Eine einheitliche Krankenversicherung muss einen umfassenden Leistungskatalog gewähren. Wer darüber hinaus einen erweiterten Versicherungsschutz in Anspruch nehmen möchte, kann, wie bereits etabliert, private Zusatzversicherungen abschließen.
Wenn Zuzahlungen eine steuernde Wirkung haben, sind sie sozial unverträglich; wenn sie sozial verträglich sind, haben sie keine steuernde Wirkung. Zuzahlungen erschweren insbesondere für finanziell schlechter gestellte Patientinnen und Patienten den Zugang zu gesundheitlichen Leistungen und müssen mittelfristig abgeschafft werden. Der Beitrag zu allen gesundheitlichen Leistungen muss deshalb ausschließlich von den Krankenkassen getragen werden.
Die Unterscheidung zwischen Privatpatienten und Kassenpatienten fördert die Ökonomisierung des Gesundheitswesens aufgrund der unterschiedlichen Vergütung bei gleicher Erkrankung. Für die exakt gleiche Behandlung wird ein höherer Erlös erzielt, so dass privat versicherte Patienten tendenziell bevorzugt werden.
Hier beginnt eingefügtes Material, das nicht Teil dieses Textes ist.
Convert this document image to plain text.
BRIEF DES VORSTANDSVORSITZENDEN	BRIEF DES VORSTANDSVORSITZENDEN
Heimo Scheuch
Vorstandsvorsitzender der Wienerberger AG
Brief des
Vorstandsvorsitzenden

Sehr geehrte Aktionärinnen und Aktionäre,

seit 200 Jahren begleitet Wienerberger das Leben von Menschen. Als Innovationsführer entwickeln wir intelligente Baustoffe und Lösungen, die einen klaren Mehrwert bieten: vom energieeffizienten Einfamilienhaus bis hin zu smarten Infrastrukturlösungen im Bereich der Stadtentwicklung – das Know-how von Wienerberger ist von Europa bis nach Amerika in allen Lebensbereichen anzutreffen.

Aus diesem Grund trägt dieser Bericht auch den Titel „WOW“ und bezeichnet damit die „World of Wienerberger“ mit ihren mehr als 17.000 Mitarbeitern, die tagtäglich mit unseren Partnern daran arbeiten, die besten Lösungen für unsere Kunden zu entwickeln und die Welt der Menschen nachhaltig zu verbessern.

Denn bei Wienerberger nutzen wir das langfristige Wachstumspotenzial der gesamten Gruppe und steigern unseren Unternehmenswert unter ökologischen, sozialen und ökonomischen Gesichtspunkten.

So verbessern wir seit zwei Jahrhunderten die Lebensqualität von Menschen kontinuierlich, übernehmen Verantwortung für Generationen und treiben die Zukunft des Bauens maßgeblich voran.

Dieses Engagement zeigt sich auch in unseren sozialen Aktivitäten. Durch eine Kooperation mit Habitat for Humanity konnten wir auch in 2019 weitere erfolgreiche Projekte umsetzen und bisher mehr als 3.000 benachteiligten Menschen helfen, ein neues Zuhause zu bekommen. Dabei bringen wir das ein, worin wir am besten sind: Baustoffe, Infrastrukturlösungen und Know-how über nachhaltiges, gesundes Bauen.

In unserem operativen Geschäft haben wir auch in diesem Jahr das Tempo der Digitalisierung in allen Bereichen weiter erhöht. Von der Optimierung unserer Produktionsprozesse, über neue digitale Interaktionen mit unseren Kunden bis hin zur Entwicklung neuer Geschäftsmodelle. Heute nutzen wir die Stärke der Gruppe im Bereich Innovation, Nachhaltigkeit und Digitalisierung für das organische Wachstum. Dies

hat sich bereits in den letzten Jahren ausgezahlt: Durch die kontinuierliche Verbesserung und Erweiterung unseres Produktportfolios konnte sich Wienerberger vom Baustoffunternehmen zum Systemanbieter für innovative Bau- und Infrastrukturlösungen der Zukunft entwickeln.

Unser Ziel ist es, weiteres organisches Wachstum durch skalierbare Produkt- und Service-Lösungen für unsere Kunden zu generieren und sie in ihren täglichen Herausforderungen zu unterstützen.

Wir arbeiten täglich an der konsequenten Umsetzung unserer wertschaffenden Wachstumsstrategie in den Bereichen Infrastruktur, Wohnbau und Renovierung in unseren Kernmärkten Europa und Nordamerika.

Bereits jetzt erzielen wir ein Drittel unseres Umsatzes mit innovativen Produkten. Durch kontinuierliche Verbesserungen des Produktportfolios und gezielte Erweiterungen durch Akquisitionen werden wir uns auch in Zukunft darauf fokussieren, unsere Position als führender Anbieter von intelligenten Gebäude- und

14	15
Zum anderen werden dadurch Anreize gesetzt, Privatpatienten zu übertherapieren und so ggf. diesen Patientinnen und Patienten sogar zu schaden.
In fast 150 Jahren hat die gesetzliche Krankenversicherung in Deutschland einen steten Zuwachs an Leistungen und eine Einbettung aller Innovationen gewährleistet. Damit dies auch zukünftig in einer älter werdenden Gesellschaft möglich sein wird, müssen wir die hier beschriebenen Wege gehen, damit alle Patienten und Patientinnen gut versorgt werden, die Infrastruktur erhalten bleiben kann und die Beschäftigten im Gesundheitswesen gut für ihre Arbeit honoriert werden.